Seppur il D.Lgs n. 81/2008 stabilisce che il datore di lavoro non sia legittimato a conoscere le eventuali patologie del lavoratore ma soltanto la sua “idoneità sanitaria”, tuttavia, il protocollo si pone in deroga alla normativa in materia di igiene e sicurezza, là dove pone quale dovere del medico competente “segnalare all’azienda situazioni di particolare fragilità e patologie attuali o pregresse del dipendente”.
Dunque, il ruolo del medico competente sarà fondamentale non soltanto nella identificazione di un dipendente sospetto COVID19, ma anche reinserimento lavorativo di soggetti con pregressa infezione da COVID 19.

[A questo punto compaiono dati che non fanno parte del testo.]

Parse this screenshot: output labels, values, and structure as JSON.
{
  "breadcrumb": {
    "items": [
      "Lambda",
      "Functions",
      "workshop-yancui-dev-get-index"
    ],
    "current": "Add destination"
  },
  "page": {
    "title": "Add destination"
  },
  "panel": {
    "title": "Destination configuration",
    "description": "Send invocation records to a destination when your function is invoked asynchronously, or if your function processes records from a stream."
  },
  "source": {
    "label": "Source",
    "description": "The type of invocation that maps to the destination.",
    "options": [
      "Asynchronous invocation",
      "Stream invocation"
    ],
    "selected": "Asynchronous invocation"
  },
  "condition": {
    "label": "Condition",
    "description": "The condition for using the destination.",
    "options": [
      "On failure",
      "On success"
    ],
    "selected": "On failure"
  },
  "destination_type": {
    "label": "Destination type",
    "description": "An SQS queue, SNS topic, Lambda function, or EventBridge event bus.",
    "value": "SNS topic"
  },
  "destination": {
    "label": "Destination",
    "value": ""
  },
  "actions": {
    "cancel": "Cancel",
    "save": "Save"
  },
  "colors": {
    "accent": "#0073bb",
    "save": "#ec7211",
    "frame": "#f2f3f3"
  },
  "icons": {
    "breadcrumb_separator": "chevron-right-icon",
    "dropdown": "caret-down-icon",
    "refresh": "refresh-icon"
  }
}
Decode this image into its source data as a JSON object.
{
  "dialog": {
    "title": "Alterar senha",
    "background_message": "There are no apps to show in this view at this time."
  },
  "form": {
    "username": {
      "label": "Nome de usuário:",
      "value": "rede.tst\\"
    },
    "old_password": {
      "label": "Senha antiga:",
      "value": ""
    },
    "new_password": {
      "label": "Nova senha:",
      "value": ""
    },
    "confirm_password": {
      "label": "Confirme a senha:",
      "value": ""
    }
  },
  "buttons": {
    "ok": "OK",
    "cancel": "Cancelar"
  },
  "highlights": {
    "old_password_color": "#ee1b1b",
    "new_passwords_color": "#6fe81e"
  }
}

Il medico competente dovrà necessariamente coinvolgere il datore di lavoro per ragioni di sorveglianza sanitaria e prevenzione del contagio, nel trattare il caso di un dipendente positivo o sospetto tale. Così facendo il medico competente non rimarrebbe più il solo Titolare del trattamento dei dati sanitari ma assumerebbe il ruolo di contitolare del trattamento insieme al datore di lavoro. Ai sensi dell’art. 26 GDPR, infatti, i contitolari “determinano congiuntamente le finalità ed i mezzi del trattamento, (…). Essi determinano in modo trasparente, mediante un accordo interno, le rispettive responsabilità in merito all’osservanza degli obblighi derivanti dal presente regolamento”.
Il Protocollo stabilisce, inoltre, che la sorveglianza sanitaria deve proseguire rispettando le misure igieniche contenute nelle indicazioni del Ministero della Salute privilegiando, in questo periodo, le visite preventive, le visite a richiesta e le visite da rientro da malattia, questo al fine di intercettare possibili casi e sintomi sospetti.
Conclusioni
Il rispetto del protocollo, rappresenta l’unico strumento che consente una ripresa economica delle attività lavorative, senza che questo possa, in primo luogo, rappresentare un rischio per il diffondersi del virus e, in secondo luogo, scongiurare la dignità e la tutela dei dati personali dei lavoratori.